Compressor/Limiter Tutorial...

I have to admit, though I use compressors and limiters in mixing, I really just know enough to get them to make something sound like I want. I really don't have enough of an idea of WHY it's doing what it's doing.

What I dream about, is a real world tutorial...not a tech manual.

Something that would say...

"OK, let's bring up the SONY OXFORD Compressor here in Pro Tools. Now what we have, is a gal singer who starts this song very softly, and then wails about midway through. In addition, there a bunch of "S" words in this piece, so that makes it even rougher. Here's what we want to do...." etc.
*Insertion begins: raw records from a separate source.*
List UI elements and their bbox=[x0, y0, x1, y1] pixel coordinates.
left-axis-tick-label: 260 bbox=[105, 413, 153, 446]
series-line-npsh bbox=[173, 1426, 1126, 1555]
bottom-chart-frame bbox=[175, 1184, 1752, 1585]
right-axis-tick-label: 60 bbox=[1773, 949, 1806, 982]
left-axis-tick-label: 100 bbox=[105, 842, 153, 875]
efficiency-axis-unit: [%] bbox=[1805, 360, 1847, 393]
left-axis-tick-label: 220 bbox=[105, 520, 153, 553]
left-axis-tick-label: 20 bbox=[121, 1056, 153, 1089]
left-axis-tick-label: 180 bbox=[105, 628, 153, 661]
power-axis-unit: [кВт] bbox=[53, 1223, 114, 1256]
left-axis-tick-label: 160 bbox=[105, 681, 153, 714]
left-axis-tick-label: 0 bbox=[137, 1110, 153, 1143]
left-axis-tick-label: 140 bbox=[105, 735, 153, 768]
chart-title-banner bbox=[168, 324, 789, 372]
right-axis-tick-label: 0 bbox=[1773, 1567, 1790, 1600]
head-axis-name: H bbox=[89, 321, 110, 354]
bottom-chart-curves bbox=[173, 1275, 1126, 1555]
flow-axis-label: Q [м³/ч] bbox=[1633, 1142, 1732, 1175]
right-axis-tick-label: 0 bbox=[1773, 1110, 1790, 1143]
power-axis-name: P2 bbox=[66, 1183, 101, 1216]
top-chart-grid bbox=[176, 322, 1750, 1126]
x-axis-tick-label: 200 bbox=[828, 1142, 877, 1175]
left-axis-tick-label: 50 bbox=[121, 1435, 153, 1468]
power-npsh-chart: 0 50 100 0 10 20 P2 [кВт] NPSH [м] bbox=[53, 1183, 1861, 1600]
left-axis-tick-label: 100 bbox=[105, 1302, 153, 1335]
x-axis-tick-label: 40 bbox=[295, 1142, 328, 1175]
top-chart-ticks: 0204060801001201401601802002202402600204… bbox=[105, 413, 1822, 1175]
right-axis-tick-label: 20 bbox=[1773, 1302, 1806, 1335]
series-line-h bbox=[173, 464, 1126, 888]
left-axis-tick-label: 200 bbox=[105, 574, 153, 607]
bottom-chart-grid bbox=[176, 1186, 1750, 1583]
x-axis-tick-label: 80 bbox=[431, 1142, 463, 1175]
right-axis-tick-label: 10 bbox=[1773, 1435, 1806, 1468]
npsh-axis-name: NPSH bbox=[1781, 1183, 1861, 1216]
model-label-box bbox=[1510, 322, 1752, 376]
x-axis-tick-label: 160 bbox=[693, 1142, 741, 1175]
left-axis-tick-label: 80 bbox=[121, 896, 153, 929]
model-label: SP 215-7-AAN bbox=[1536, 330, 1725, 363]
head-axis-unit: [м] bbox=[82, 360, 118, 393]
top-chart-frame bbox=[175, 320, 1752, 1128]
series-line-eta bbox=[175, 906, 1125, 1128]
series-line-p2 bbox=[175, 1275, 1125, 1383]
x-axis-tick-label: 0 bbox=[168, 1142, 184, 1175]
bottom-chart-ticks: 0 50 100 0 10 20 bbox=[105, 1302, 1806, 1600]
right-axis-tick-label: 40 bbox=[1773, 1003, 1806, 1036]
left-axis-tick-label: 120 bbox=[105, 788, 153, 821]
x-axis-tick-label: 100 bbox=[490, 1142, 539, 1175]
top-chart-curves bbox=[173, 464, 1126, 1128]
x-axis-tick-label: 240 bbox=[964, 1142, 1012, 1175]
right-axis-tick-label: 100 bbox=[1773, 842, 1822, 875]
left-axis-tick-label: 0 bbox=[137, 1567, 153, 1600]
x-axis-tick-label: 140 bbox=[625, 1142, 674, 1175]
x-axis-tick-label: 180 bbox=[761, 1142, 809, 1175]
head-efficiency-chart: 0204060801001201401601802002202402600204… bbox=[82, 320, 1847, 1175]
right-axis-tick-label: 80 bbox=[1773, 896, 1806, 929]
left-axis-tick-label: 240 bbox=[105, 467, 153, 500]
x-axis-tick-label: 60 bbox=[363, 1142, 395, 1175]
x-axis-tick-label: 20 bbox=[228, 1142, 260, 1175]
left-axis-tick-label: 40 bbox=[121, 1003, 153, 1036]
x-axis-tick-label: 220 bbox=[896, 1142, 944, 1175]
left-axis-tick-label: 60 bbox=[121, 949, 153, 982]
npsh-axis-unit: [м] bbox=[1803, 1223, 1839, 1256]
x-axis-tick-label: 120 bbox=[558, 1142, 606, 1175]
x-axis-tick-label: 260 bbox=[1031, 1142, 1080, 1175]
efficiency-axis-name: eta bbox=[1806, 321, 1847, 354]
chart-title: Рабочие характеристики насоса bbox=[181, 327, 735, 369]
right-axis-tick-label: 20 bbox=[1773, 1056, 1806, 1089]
And the same for bass, guitars, brass sections, whatever.

I think if someone wrote some guides like this, for those of us who better composer/producers than engineers, it would help a lot of people.

Has anyone seen any practical tutorials on EQs, comps, etc, out there?

Thanks
TH
Old 4th August 2005
  #2
Gear Nut
 
wackowill's Avatar
 

Purchase "Mixing with your Mind" by Mike Stavrou. He includes a good technique for understanding what each knob on your compressor does to the sound. Check out the website HERE . Oh, and that price is AUSTRALIAN dollars!

CHeers, Will.
Old 4th August 2005
  #3
Lives for gear
 
swankdoc's Avatar
 

A good 'tutorial' idea that I've done a few times...mostly out of necessity.
Ever done a great track, but forgot your settings?
Well, I had this vocal track that was fabulous. I remember at the time thinking, oh man, perfect. So perfect in fact, I'll never forget these settings. Dumb ass. Of course, forgot the settings of the preamp and the comp. Rembered the chain (mic>pre>comp) but forgot where they were set.
So I spent at least an hour, comparing settings, listening and comparing visual wave forms.

THat is a great tutorial.

So record a track. Maybe have someone else do the settings, voice / snare whatever. Then scramble up the settings, and your job is to find out what they were. Its a great ear trainig exercise, and it'll really help you to understand how changing the parameters effect what your hearing. It'll also remind you to write everything down.

Do this exercise just a few times with different instruments and different pres and comps, and you'll be somewhat further ahead than you is now.